LLM_API_KEY: "ollama"
LLM_BASE_URL: http://host.docker.internal:11434
volumes:
- /var/run/docker.sock:/var/run/docker.sock
- ~/.openhands-state:/.openhands-state
ports:
- "3000:3000"
extra_hosts:
- "host.docker.internal:host-gateway"
stdin_open: true
tty: true
pull_policy: always
ollama:
image: ollama/ollama
container_name: ollama
network_mode: host # --network=host と同等
gpus: all # --gpus=all と同等
volumes:
- ollama:/root/.ollama # 名前付きボリューム "ollama" を /root/.ollama にマウント
ports:
- "11434:11434" # host ネットワークの場合、通常ポート指定は不要ですが記述例として
restart: unless-stopped
volumes:
ollama:
本設定ファイルを適当なディレクトリに格納し、格納したディレクトリで以下のコマンドを実行することで、コンテナを立ち上げることができます。
docker compose up -d
Dockerイメージが取得でき、コンテナが起動したことを確認したら、以下のURLにアクセスしてOpenHandsとOllamaがそれぞれ正しく起動していることを確認してください。
localhost:3000
localhost:11434
初期設定
通常のOpenHandsではLLM Providerとしてクラウドを使用するようになっており、ローカルLLMのURLにリクエストを送るには以下の手順を実行する必要があります。
-
Advanced設定の各項目を以下のように設定する
Custom Model: ollama/deepseek-r1:8b (お好みのモデルに設定する)
Base URL: http://host.docker.internal:11434
API Key: dummy (適当な文字列で良い、何もないと実行時にエラーが生じる) -
"Save Changes"をクリックして保存する
-
~/.openhands-state/settings.jsonを開き、設定が正しく保存されていることを確認する
参考:
{"language":"en","agent":"CodeActAgent","max_iterations":null,"security_analyzer":"","confirmation_mode":false,"llm_model":"ollama/deepseek-r1:8b","llm_api_key":"dummy","llm_base_url":"http://host.docker.internal:11434","remote_runtime_resource_factor":1,"github_token":null,"enable_default_condenser":true,"user_consents_to_analytics":false}
私の場合、Custom Model(jsonファイルではllm_model)の設定が正しく反映されなかったので、管理者権限でファイルを開いて直接変更しました。
-
以下のコマンドで使用するLLMをダウンロードしておく
docker exec -it ollama ollama pull deepseek-r1:8b
私の場合、自動でダウンロードが走らなかったので、上記の手順が必要でした。
実行確認
画面左上の丸で囲われた+マークをクリックして、プロジェクト作成画面に遷移します。
画面真ん中付近の入力欄にOpenHandsにやらせたいことを記載してエンターキーを押します。
(今回は"Write python hello world"としました。
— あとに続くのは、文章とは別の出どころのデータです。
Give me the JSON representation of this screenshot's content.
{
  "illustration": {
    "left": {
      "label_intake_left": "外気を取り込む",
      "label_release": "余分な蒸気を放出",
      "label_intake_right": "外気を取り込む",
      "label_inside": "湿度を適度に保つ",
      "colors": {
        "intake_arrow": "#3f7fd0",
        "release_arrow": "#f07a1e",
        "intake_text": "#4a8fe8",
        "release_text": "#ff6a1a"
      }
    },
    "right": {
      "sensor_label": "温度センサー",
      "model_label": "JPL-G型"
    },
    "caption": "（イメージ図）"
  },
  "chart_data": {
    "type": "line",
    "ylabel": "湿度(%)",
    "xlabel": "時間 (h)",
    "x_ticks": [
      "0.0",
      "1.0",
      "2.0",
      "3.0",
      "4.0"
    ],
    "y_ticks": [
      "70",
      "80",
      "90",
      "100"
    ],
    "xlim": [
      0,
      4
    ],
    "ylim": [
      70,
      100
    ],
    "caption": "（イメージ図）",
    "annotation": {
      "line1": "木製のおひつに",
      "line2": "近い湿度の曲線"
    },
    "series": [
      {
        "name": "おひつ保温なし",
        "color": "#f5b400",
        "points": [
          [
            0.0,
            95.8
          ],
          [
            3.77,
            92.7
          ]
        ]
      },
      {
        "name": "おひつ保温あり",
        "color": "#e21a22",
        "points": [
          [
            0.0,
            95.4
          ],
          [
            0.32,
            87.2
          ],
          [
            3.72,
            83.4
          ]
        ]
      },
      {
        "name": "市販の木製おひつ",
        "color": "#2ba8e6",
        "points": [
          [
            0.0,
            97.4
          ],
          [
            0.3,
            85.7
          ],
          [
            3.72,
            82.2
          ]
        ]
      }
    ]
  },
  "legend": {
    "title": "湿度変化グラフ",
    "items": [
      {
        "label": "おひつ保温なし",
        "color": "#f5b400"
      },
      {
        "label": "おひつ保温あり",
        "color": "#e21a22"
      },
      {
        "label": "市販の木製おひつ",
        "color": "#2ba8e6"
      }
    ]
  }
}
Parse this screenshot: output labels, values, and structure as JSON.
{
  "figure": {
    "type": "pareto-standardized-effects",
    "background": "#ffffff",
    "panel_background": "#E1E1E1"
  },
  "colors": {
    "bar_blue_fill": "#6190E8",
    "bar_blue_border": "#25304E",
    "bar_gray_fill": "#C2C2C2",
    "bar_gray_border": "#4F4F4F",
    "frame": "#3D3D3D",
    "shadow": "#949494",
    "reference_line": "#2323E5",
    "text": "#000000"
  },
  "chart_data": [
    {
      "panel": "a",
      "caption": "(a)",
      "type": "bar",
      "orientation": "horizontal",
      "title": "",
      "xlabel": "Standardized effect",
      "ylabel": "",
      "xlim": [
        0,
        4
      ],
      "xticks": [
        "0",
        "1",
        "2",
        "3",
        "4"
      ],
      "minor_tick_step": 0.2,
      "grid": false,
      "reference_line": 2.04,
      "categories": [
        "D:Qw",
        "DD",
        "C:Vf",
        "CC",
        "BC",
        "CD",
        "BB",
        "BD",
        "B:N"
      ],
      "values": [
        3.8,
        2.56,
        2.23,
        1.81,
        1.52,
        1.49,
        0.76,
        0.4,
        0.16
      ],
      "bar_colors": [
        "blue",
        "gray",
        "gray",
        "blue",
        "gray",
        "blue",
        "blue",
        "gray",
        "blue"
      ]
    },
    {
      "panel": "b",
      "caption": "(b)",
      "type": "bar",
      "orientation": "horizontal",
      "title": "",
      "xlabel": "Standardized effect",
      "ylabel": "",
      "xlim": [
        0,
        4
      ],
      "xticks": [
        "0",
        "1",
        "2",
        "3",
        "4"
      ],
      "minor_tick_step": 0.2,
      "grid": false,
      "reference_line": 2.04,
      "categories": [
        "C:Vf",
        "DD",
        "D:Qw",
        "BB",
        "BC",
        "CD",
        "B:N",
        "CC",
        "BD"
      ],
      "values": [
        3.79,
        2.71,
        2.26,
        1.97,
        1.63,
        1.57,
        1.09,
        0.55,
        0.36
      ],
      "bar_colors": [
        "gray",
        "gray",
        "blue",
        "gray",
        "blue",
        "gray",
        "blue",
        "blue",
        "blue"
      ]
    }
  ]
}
)
しばらく待って画面左側のチャット欄でOpenHandsが回答を返してくれれば成功です(返答はちょっと的はずれな感じですが…)。
まとめ
今回はローカル環境でAIエージェントであるOpenHandsを設定する方法について解説しました。PCのスペックによっては更に大きなモデルを用いて、より高度な仕事を任せることもできそうなので普段利用されていないPCを使った人手不足解消手段として活用していきたいと思います。
今回はGUIの設定が反映されないといったハマりポイントがあったので、もし同じようにローカル環境でOpenHandsを活用しようとしている方の参考になれば幸いです。